Mukaiyama-Michael Reactions with trans-2,5-Diarylpyrrolidine Catalysts: Enantioselectivity Arises from Attractive Noncovalent Interactions, Not from Steric Hindrance

The scope of the enantioselective Mukaiyama–Michael reactions catalyzed by trans‐2,5‐diphenylpyrrolidine has been expanded to include both α‐ and β‐substituted enals. However, the rationalization of the observed enantioselectivity is far from obvious since the catalyst is not very sterically hindered. DFT calculations were carried out to rationalize the observed stereoselectivities. Transition states of the CC bond formation between iminium intermediates and silyloxyfurans were located and their relative energies were used to estimate the stereoselectivity data.
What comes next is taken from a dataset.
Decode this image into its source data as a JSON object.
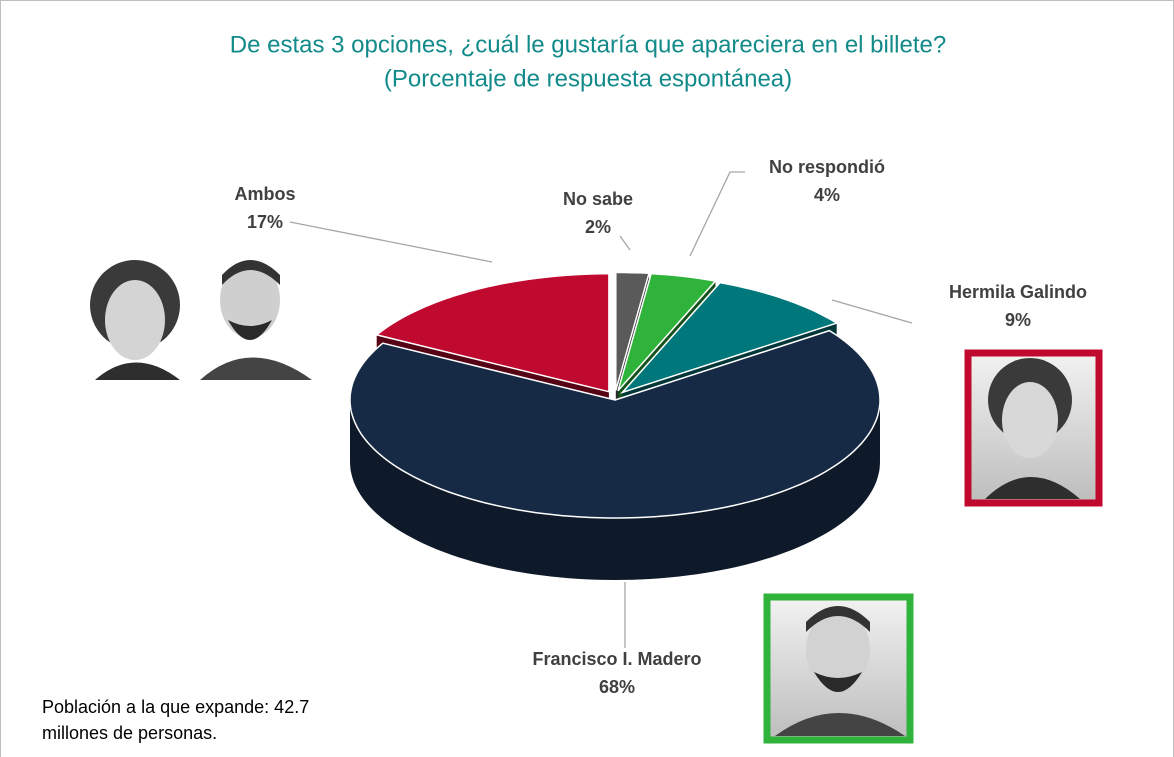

We find excellent agreement between the predicted and observed stereoselectivities. The analysis of intermolecular forces reveals that the enantioselectivity is mostly due to stabilizing noncovalent interactions between the reacting partners, not due to steric hindrance. The role of attractive noncovalent interactions in enantioselective catalysis may be underappreciated. Embraced enantioselectivity: Mukaiyama–Michael reactions catalyzed by trans‐2,5‐diphenylpyrrolidine catalyst are highly enantioselective, but why? The answer appears to lie in the attractive, not repulsive, noncovalent interactions in the transition states leading to the major product(s) (see scheme; TIPS=triisopropylsilyl).